I’ll certainly be making the veggie sausage rolls again, along with this tasty pumpkin and shallot puff pastry pizza that I made for dinner on Saturday night with the leftovers.
It might not look like much in the photograph, but it really hit the spot. The recipe is based on this one by Hugh Fearnley-Whittingstall (The Guardian again, slap), but I made it my own by spreading on some leftover cheese sauce from my daughter’s macaroni and some crumbled goats cheese. It works well as a quick dinner but would also be good in miniature as a canape, hey, it is Christmas. Here is the recipe.
Pumpkin and three cheese puff pastry pizza (serves two)
400g (approx) pumpkin or squash
Oil for roasting
100-150g puff pastry
Butter for greasing tray
8 tbsp bechamel sauce*
2 tbsp each of finely graded cheddar and grana padano
A splash of Lea & Perrins
5cm chunk of goats cheese, crumbled
1 bushy stalk of fresh thyme
Salt and pepper
Pre-heat oven to 190 celcius for roasting, then 210 celcius to cook the pastry tart
Peel and chop your pumpkin into 3-5cm cubes and place in a roasting dish. Peel the shallots, I do this by sitting them in boiling hot water for a couple of minutes before peeling, this loosens the skins and makes them much quicker to prepare. Trim the black part of the root but leave the white bit so that the shallots hold together when roasting, slice the big ones in half.
Drizzle a little oil over the pumpkin and shallot and season with salt and pepper before roasting in the top of the oven at 190 degrees for 45-55 minutes until soft and starting to brown.
While the pumpkin is roasting, lightly grease a baking sheet with butter and roll out your pastry to about 1-2mm thick so that it covers the bottom of your baking sheet plus about 3cm on each side. Place the pastry in the tray and fold down the edges to make a hem, this will be the crust of your pizza.
Stir some fresh thyme leaves into the white sauce and season, then spread over the pastry as you would a pizza base with tomato sauce.
Arrange the roasted pumpkin, shallots and crumbled goats cheese over the base.
Cook in a high oven (210 degrees) for about 18 minutes until the pastry is puffed up and golden brown.
Serve straight away with a warm potato salad and rocket leaves, or just as is!

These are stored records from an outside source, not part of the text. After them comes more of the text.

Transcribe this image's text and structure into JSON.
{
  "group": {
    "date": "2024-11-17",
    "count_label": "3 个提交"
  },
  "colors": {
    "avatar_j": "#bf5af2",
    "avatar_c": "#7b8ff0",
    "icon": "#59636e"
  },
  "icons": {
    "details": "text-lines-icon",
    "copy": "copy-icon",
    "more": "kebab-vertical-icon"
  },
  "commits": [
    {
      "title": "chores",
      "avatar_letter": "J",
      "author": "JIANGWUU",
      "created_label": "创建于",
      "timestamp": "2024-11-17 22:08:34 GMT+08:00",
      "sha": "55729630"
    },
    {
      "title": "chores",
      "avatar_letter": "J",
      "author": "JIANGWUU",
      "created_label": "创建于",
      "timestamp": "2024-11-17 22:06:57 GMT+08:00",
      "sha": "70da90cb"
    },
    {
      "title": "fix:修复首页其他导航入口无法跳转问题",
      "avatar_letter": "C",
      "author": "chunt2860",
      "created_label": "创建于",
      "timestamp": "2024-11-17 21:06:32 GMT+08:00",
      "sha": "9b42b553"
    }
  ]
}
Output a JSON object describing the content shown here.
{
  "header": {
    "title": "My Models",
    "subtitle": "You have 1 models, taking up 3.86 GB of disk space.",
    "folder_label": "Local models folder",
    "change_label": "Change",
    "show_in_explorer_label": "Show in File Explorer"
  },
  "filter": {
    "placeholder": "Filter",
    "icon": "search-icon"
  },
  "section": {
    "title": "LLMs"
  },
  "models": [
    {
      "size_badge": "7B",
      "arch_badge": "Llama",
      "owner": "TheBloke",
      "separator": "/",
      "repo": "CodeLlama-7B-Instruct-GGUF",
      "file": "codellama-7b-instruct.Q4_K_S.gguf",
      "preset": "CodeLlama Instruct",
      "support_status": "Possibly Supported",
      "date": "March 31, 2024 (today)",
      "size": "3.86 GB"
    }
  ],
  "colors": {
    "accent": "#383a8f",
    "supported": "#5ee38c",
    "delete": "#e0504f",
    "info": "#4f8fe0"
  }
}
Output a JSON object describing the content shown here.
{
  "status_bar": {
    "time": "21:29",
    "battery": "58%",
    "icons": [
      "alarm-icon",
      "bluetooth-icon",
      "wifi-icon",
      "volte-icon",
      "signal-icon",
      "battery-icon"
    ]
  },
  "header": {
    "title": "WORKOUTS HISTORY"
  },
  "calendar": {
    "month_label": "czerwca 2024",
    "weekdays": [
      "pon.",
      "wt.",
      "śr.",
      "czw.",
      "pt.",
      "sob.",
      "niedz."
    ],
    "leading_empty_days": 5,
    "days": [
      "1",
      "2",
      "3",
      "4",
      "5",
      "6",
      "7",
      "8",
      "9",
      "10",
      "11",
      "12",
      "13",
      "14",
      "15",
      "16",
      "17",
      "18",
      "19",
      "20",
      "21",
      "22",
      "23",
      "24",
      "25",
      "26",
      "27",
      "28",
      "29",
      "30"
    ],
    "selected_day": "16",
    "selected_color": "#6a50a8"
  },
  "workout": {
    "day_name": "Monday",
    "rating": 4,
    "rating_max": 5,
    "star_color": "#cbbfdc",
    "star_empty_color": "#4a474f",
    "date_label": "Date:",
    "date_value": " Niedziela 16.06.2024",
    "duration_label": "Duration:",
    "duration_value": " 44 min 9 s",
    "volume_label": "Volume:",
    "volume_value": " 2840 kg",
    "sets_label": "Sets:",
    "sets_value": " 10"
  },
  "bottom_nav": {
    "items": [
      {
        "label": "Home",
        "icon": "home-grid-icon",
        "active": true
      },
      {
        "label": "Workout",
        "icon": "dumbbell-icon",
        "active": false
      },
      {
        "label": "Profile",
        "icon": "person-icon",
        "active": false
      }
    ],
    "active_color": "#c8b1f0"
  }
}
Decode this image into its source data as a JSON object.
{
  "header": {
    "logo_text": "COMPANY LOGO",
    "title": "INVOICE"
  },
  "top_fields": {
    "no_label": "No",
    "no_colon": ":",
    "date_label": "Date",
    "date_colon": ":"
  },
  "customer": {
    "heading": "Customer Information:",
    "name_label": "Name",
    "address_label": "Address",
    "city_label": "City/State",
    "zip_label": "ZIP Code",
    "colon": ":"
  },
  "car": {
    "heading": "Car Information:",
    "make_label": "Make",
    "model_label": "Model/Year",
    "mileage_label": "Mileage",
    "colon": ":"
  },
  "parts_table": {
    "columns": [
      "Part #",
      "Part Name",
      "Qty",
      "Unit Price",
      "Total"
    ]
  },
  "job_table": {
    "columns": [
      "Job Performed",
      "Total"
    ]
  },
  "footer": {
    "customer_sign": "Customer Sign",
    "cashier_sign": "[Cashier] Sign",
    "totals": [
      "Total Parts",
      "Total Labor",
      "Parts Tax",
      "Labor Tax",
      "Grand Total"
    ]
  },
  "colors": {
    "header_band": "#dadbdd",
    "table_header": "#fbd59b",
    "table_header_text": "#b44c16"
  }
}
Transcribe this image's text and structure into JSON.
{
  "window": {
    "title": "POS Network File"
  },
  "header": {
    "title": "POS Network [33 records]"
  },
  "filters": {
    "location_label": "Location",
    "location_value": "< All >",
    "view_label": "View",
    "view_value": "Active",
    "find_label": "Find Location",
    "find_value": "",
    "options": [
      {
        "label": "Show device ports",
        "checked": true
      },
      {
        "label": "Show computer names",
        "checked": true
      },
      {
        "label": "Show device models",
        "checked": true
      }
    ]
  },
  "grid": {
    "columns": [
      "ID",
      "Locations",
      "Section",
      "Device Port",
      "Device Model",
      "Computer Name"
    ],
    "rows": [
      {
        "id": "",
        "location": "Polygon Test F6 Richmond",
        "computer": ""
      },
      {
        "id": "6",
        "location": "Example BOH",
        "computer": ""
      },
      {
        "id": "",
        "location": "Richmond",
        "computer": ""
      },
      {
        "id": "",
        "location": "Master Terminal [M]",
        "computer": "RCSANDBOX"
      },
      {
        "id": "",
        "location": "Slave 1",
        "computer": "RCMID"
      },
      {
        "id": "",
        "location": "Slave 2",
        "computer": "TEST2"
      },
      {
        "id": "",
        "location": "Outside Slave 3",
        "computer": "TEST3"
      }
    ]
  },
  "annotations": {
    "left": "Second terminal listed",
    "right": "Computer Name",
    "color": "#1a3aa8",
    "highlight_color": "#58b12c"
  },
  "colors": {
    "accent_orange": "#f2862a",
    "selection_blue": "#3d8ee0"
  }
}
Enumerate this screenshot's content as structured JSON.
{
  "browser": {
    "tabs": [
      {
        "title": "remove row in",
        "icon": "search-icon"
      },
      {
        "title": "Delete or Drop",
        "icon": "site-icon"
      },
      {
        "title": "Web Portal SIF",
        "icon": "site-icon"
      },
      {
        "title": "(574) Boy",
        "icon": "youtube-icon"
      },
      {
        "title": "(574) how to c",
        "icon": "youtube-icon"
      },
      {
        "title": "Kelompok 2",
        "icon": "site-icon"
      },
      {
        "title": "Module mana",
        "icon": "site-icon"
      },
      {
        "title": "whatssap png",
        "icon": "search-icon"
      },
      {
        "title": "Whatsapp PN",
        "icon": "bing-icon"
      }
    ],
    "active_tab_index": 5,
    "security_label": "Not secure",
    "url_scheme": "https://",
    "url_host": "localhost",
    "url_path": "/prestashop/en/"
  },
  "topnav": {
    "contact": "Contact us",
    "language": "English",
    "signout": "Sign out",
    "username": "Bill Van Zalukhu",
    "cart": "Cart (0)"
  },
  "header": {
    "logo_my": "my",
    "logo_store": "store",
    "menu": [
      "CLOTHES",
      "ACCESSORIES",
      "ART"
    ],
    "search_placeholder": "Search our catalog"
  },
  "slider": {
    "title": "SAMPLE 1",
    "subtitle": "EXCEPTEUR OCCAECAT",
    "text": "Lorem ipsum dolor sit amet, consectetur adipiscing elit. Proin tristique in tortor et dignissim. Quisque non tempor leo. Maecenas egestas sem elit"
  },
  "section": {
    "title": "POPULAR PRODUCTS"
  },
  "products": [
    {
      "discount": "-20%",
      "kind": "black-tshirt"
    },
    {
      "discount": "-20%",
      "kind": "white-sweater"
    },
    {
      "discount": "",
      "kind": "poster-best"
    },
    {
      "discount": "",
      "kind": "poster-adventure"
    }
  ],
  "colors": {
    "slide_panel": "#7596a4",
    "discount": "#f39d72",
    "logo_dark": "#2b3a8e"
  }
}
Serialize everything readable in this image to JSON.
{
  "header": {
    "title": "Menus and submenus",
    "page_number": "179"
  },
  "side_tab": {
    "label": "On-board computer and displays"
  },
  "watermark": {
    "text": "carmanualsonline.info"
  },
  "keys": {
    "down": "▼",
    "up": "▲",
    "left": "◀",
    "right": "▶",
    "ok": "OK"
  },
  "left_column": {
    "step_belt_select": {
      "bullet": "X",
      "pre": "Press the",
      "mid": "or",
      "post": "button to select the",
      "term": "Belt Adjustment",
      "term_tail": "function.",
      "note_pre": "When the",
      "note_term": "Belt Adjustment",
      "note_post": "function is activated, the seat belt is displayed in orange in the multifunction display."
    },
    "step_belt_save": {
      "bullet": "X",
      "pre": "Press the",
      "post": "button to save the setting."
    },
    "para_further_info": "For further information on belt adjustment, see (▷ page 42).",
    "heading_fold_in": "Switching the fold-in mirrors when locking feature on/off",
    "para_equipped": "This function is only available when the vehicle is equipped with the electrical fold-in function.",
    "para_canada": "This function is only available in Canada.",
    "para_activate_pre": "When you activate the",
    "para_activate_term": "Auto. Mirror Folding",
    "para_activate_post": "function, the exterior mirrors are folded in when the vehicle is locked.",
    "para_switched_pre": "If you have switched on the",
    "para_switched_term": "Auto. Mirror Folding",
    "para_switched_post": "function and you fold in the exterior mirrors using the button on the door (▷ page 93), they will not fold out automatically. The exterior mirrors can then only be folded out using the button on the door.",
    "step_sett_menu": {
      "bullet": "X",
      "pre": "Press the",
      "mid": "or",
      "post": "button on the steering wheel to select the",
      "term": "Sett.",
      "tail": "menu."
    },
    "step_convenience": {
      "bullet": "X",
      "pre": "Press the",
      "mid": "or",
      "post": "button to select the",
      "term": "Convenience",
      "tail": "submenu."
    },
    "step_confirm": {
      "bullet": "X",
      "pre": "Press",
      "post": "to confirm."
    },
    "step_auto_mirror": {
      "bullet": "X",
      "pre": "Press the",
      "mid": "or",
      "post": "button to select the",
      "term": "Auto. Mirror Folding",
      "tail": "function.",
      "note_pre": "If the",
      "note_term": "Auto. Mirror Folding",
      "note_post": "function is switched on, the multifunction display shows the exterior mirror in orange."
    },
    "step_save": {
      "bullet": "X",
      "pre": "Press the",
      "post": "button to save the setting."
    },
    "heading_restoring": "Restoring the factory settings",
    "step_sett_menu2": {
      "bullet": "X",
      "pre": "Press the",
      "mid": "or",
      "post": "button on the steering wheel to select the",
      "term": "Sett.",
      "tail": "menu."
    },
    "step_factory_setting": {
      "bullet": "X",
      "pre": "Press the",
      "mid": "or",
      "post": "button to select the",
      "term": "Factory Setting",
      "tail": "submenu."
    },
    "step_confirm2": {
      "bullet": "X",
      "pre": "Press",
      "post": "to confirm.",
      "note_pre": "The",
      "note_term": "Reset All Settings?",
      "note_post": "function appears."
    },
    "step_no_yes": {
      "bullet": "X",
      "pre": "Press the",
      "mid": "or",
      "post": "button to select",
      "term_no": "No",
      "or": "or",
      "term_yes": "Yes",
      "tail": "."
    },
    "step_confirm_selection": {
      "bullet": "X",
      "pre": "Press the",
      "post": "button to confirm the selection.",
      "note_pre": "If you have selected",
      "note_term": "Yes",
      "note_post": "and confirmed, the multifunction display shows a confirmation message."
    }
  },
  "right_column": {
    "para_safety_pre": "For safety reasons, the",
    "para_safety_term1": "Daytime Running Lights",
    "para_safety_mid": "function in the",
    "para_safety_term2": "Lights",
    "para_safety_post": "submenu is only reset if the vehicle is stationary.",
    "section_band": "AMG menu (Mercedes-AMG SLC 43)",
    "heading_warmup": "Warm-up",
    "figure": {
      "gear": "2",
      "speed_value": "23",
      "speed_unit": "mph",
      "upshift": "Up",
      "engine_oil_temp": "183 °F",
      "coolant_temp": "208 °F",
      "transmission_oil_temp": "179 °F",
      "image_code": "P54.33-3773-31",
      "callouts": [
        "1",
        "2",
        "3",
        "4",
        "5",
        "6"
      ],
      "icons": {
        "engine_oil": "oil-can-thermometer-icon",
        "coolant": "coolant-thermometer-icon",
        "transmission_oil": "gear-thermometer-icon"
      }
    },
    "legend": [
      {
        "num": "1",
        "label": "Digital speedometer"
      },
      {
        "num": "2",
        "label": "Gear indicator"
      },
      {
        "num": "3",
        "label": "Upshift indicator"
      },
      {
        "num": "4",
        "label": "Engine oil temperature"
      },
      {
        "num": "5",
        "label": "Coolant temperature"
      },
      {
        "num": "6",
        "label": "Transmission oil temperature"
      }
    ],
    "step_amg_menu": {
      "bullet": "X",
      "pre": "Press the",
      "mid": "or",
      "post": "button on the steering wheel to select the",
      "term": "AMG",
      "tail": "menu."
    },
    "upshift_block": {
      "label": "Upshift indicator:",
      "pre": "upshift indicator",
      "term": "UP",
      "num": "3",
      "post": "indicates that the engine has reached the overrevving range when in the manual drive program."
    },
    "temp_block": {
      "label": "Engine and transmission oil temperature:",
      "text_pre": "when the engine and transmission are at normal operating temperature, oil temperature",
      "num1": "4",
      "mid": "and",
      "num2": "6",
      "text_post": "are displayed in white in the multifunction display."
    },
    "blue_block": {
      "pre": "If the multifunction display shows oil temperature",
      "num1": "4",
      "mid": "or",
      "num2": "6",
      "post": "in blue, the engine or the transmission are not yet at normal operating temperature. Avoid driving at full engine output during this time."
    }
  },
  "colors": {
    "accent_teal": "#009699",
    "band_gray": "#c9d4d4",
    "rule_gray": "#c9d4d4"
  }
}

*I don’t use precise quantities to make a bechamel and I tend to just use the most basic of recipes – about 2 tbsp of butter to 2 tbsp of plain flour and about half a pint of whole milk. Melt the butter in a small heavy-bottomed saucepan over a low hob and stir in the flour to make a roux, or paste. When a thick but smooth yellow paste is formed, add the milk a dribble at a time, stirring constantly, until you have a smooth and glossy white sauce. If lumps form, continue stirring until the sauce is thickened and free of lumps, then start adding the milk again, more slowly this time, and remember to keep stirring! When the sauce is thin enough to pour but thick enough to coat the back of a spoon, add grated cheese and seasonings and cover with cling-film until serving – best used right away. Delia of course has a much more comprehensive recipe on her website.